Relatores independentes da Organização das Nações Unidas solicitaram nesta quinta-feira (16/04/2026) justiça e responsabilização pelas alegações de tráfico de mulheres e meninas associadas ao caso do empresário Jeffrey Epstein. O posicionamento ocorre após a divulgação de documentos conhecidos como “arquivos Epstein”.
Os registros foram tornados públicos pelo Departamento de Justiça dos Estados Unidos e trazem informações sobre atividades criminosas relacionadas à exploração sexual e tráfico internacional. Epstein foi condenado por crimes sexuais e morreu em 2019 enquanto estava preso.
Segundo os especialistas, o material expõe indícios de tráfico sistemático de vítimas ao longo de décadas, envolvendo redes com atuação em diferentes países.
Denúncias de tráfico internacional e falhas institucionais
Em comunicado oficial, um grupo de seis relatores destacou que os documentos contêm evidências de tráfico de mulheres através de múltiplas fronteiras internacionais. As investigações também apontam possível envolvimento de figuras públicas, políticos, empresários e acadêmicos.
Os especialistas afirmam que houve falhas graves na prevenção, identificação e proteção das vítimas, além de lacunas na responsabilização dos envolvidos. O comunicado também menciona problemas na assistência oferecida às sobreviventes.
De acordo com os relatores, essas falhas refletem deficiências estruturais no enfrentamento ao tráfico humano e na aplicação de mecanismos de proteção aos direitos das vítimas.
Críticas à resposta das autoridades
Os especialistas da ONU avaliaram que a resposta institucional ao caso foi insuficiente diante da gravidade das denúncias. Segundo o grupo, as medidas adotadas não foram proporcionais ao impacto dos crimes relatados.
O documento também expressa preocupação com a redução da atenção internacional ao caso, o que pode comprometer o avanço das investigações e a responsabilização dos envolvidos.
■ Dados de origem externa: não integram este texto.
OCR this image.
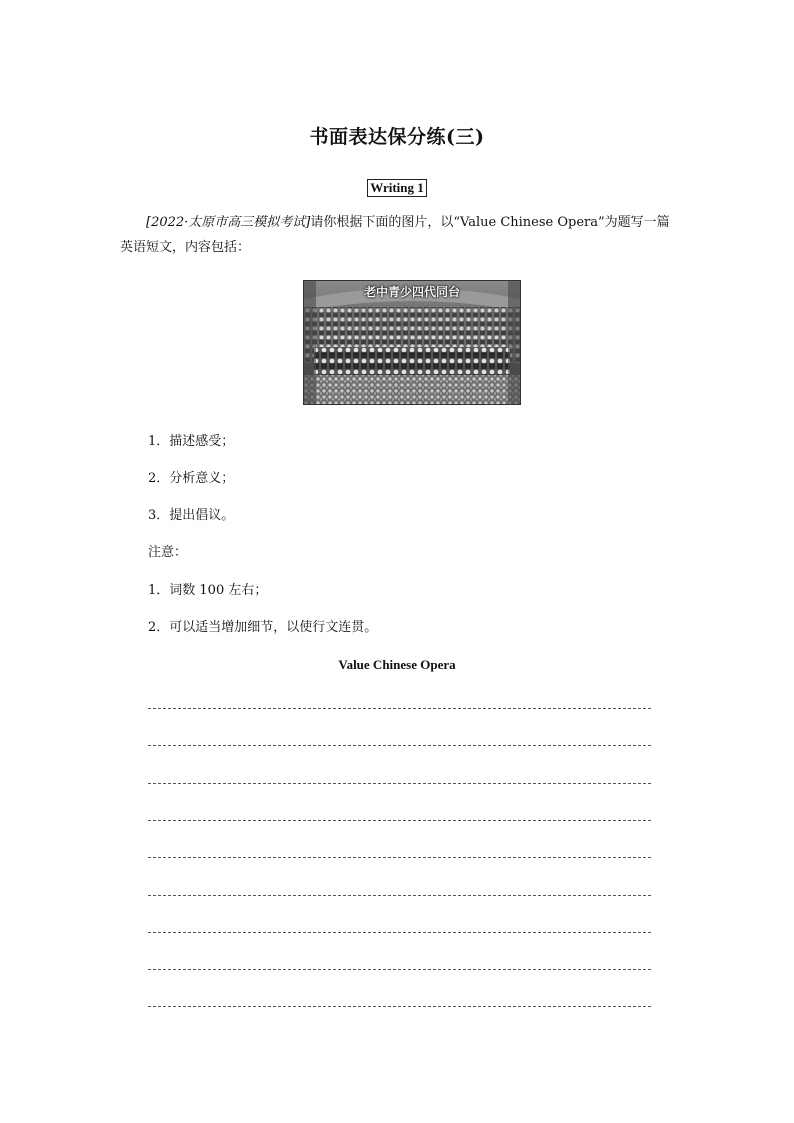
书面表达保分练(三)
Writing 1
[2022·太原市高三模拟考试]请你根据下面的图片，以“Value Chinese Opera”为题写一篇英语短文，内容包括：
老中青少四代同台
1．描述感受；
2．分析意义；
3．提出倡议。
注意：
1．词数 100 左右；
2．可以适当增加细节，以使行文连贯。
Value Chinese Opera
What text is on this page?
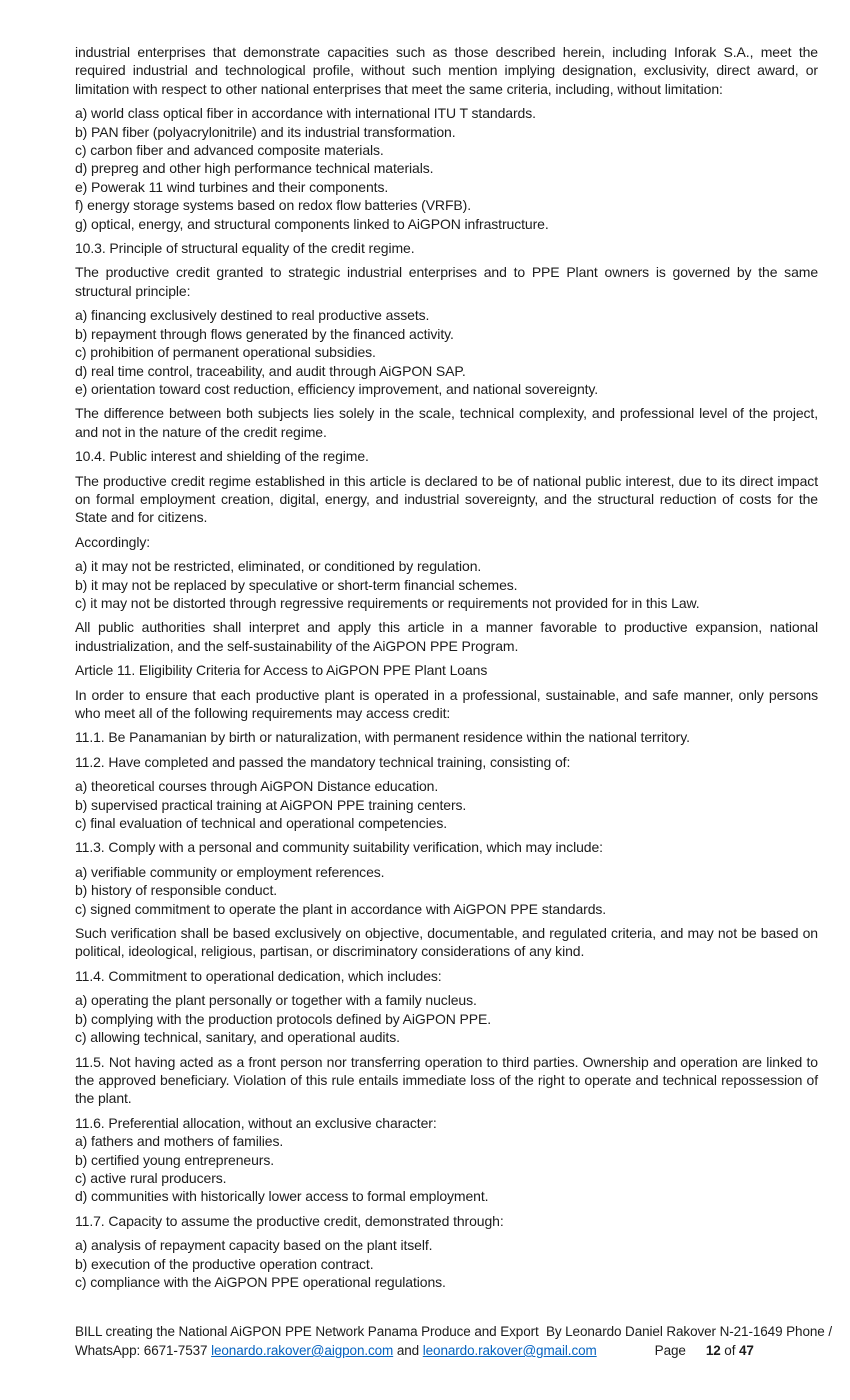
industrial enterprises that demonstrate capacities such as those described herein, including Inforak S.A., meet the required industrial and technological profile, without such mention implying designation, exclusivity, direct award, or limitation with respect to other national enterprises that meet the same criteria, including, without limitation:

a) world class optical fiber in accordance with international ITU T standards.
b) PAN fiber (polyacrylonitrile) and its industrial transformation.
c) carbon fiber and advanced composite materials.
d) prepreg and other high performance technical materials.
e) Powerak 11 wind turbines and their components.
f) energy storage systems based on redox flow batteries (VRFB).
g) optical, energy, and structural components linked to AiGPON infrastructure.

10.3. Principle of structural equality of the credit regime.

The productive credit granted to strategic industrial enterprises and to PPE Plant owners is governed by the same structural principle:

a) financing exclusively destined to real productive assets.
b) repayment through flows generated by the financed activity.
c) prohibition of permanent operational subsidies.
d) real time control, traceability, and audit through AiGPON SAP.
e) orientation toward cost reduction, efficiency improvement, and national sovereignty.

The difference between both subjects lies solely in the scale, technical complexity, and professional level of the project, and not in the nature of the credit regime.

10.4. Public interest and shielding of the regime.

The productive credit regime established in this article is declared to be of national public interest, due to its direct impact on formal employment creation, digital, energy, and industrial sovereignty, and the structural reduction of costs for the State and for citizens.

Accordingly:

a) it may not be restricted, eliminated, or conditioned by regulation.
b) it may not be replaced by speculative or short-term financial schemes.
c) it may not be distorted through regressive requirements or requirements not provided for in this Law.

All public authorities shall interpret and apply this article in a manner favorable to productive expansion, national industrialization, and the self-sustainability of the AiGPON PPE Program.

Article 11. Eligibility Criteria for Access to AiGPON PPE Plant Loans

In order to ensure that each productive plant is operated in a professional, sustainable, and safe manner, only persons who meet all of the following requirements may access credit:

11.1. Be Panamanian by birth or naturalization, with permanent residence within the national territory.

11.2. Have completed and passed the mandatory technical training, consisting of:

a) theoretical courses through AiGPON Distance education.
b) supervised practical training at AiGPON PPE training centers.
c) final evaluation of technical and operational competencies.

11.3. Comply with a personal and community suitability verification, which may include:

a) verifiable community or employment references.
b) history of responsible conduct.
c) signed commitment to operate the plant in accordance with AiGPON PPE standards.

Such verification shall be based exclusively on objective, documentable, and regulated criteria, and may not be based on political, ideological, religious, partisan, or discriminatory considerations of any kind.

11.4. Commitment to operational dedication, which includes:

a) operating the plant personally or together with a family nucleus.
b) complying with the production protocols defined by AiGPON PPE.
c) allowing technical, sanitary, and operational audits.

11.5. Not having acted as a front person nor transferring operation to third parties. Ownership and operation are linked to the approved beneficiary. Violation of this rule entails immediate loss of the right to operate and technical repossession of the plant.

11.6. Preferential allocation, without an exclusive character:
a) fathers and mothers of families.
b) certified young entrepreneurs.
c) active rural producers.
d) communities with historically lower access to formal employment.

11.7. Capacity to assume the productive credit, demonstrated through:

a) analysis of repayment capacity based on the plant itself.
b) execution of the productive operation contract.
c) compliance with the AiGPON PPE operational regulations.
BILL creating the National AiGPON PPE Network Panama Produce and Export  By Leonardo Daniel Rakover N-21-1649 Phone /
WhatsApp: 6671-7537 leonardo.rakover@aigpon.com and leonardo.rakover@gmail.com	Page 12 of 47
Os relatores reforçaram que os Estados têm obrigação de garantir acesso efetivo à justiça, incluindo investigações independentes e medidas de reparação às vítimas.
Recomendações para apoio às vítimas
O grupo defende a implementação de políticas voltadas ao atendimento das vítimas, incluindo assistência médica, serviços de saúde sexual e reprodutiva e apoio psicossocial.
Além disso, recomenda a adoção de medidas de indenização, inclusão social e programas de recuperação a longo prazo, com foco na reintegração das sobreviventes.
O comunicado foi assinado pela relatora especial sobre tráfico de pessoas, Siobhán Mullally, e por integrantes do Grupo de Trabalho sobre Discriminação contra Mulheres e Meninas, que atuam de forma independente no sistema internacional de direitos humanos.
*Com informações da ONU News.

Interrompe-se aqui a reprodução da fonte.